Medicine has transformed the lives of individuals, families, and societies. It has shaped the world as we know it, and continues to do so in surprising ways. Many of these advances are the result of curiosity-driven research – the very human impulse to dive into the unknown to discover something new or understand “why.”
Research in HSCRB is firmly rooted in discovery biology: asking fundamental questions to understand the workings of life. The knowledge we build brings us ever closer to combating disease and tissue degeneration, and to improving human health.
Our work serves as a bridge between discovery and application, opening up new approaches to treating disease, and giving rise to new technologies that improve and accelerate biomedical research.
When you visit our faculty page, you will see the full range and depth of expertise in our research program. Here, we present just a few examples.
Nervous System Diseases
At some point in our lives, many of us will be affected by neurological disease. That stark reality motivates HSCRB researchers to investigate how the nervous system is made and the workings of neural networks that govern behavior. They build on this work to seek new avenues to combat diseases like Alzheimer’s, Parkinson’s, autism, and ALS from every direction.
Human Models of Disease
Using model organisms such as zebrafish, axolotl, and mouse, we seek to understand how tissues and organs form, grow, and repair. Today, we are also able to study human diseases in human tissues far more accurately than ever before.
HSCRB scientists were the first to create motor neurons in a dish using induced pluripotent stem (iPS) cells from patients. We continue to leverage human pluripotent cells as a powerful tool to understand disease and study the effects of drugs on a patient’s cells directly in the lab.
Our deep dive into the molecular biology of pancreatic organ development has resulted in our ability to make millions of insulin-producing cells in a dish. This is transformative for diabetes research, creating a direct bridge from the bench to the clinic.

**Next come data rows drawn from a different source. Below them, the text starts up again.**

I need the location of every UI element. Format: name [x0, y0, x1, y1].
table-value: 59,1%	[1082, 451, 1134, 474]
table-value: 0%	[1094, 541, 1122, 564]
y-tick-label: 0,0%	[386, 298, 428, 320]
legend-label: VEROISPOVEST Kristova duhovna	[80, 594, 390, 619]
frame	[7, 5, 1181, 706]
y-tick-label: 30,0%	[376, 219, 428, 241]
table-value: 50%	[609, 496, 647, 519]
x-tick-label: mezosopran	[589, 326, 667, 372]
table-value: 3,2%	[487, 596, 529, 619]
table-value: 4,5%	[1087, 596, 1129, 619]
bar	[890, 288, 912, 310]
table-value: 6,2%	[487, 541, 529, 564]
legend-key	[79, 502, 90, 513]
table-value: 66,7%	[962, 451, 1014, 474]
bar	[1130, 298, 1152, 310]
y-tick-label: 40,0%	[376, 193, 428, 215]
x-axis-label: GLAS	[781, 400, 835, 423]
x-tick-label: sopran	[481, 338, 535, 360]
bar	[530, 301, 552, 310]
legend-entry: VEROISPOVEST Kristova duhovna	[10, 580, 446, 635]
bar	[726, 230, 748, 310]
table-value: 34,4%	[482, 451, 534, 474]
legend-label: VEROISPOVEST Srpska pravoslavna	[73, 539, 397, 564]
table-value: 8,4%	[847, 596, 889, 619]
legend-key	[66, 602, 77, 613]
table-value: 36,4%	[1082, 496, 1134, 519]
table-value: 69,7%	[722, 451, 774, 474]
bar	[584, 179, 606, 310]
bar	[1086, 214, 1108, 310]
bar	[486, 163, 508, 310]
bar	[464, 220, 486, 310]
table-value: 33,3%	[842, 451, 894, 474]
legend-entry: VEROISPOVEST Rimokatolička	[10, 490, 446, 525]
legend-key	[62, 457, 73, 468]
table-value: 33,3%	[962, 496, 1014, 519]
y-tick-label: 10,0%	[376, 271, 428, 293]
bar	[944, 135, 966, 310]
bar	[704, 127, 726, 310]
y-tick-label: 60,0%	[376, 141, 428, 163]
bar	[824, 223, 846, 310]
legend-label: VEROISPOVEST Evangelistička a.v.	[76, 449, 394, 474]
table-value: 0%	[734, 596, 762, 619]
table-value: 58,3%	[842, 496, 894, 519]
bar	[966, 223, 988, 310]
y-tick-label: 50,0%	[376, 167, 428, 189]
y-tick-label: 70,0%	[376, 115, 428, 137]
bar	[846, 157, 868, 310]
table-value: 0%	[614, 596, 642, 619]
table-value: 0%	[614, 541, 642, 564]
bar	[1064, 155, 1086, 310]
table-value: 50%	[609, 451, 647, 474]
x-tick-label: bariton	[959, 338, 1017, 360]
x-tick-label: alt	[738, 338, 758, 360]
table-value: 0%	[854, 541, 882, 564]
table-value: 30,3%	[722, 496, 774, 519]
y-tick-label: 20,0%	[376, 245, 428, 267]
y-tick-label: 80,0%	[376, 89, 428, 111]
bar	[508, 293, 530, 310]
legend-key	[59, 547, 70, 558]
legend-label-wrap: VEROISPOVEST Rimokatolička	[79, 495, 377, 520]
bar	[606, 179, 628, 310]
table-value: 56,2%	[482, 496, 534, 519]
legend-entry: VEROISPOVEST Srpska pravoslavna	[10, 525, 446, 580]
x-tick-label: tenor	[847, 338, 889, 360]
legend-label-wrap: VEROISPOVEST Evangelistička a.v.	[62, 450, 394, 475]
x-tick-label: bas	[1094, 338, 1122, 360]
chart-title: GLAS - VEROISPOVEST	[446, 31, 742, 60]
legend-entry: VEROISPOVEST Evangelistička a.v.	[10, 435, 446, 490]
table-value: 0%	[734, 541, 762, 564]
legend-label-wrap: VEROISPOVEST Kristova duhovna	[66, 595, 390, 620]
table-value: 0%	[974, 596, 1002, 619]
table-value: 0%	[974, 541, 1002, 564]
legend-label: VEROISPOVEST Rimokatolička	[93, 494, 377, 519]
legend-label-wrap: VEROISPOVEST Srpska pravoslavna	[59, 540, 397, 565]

Organoids are changing the way we study human diseases. For example, brain organoids allow us to explore human brain development directly, getting to the root of conditions like autism and schizophrenia. Only recently, HSCRB researchers developed a method to create much more reproducible brain organoids, which vastly improves the utility of these tools. They can now be used to investigate sophisticated aspects of human brain development and neurodevelopmental disease that would have been impossible only a year ago.
Immunology in Focus
HSCRB research intersects with immunology in a range of contexts, from bone marrow transplants to tissue repair to autoimmunity. In addition to studying the immune system’s complex roles in health and disease across different organ systems, we explore key aspects of reproductive immunology and cancer so that we can understand how biological material that should be treated as ‘foreign’ by the body is given a free pass by immune cells.
One goal of research at HSCRB is to apply this knowledge to engineer cells to protect them in the settings of allogeneic transplantation and autoimmunity. For example, our pioneering work to generating replacement beta cells is complemented by our research into how they can be protected from immune attack, and our investigation into the autoimmune response in diabetes patients.
Biologists, clinicians, technologists, physicists, computational scientists, software engineers, and mathematicians throughout the world are working together to map every type of human cell: where each type is located in the body, the genes it expresses, and what part it plays in complex biological networks. This work, spearheaded by projects like the Human Cell Atlas, will change the way we understand human health, and how we diagnose and treat disease.
Attaining such an ambitious goal depends on new approaches in single-cell genomics, which presents unique experimental and computational challenges. HSCRB scientists collaborate across sectors to create robust, reproducible methods that make it possible to profile individual cells far more quickly and precisely than ever before.
Generation and Regeneration
All stem cells are self-renewing but over time, they lose their ability to repair. For many vital organs, regenerating lost tissue is either an extremely slow process or doesn’t happen at all. HSCRB scientists are investigating how tissues and organs form, how they respond to insult and injury, how they repair, the mechanisms behind those processes, and how different drugs might influence them. This knowledge is fundamental to influencing the repair process in specific tissues.
By comparing young and old animals, across organ systems, HSCRB researchers have identified circulating factors that can restore function to damaged tissue. These findings have sparked a new generation of cross-sector research that has implications for human diseases associated with aging. HSCRB researchers are also investigating how salamanders heal their wounds without scarring, how they regenerate lost limbs throughout life, and what pathways they activate to call up the right cells and direct the repair. They also investigate pathways involved in stress response, which impact everything from hair color to wound repair.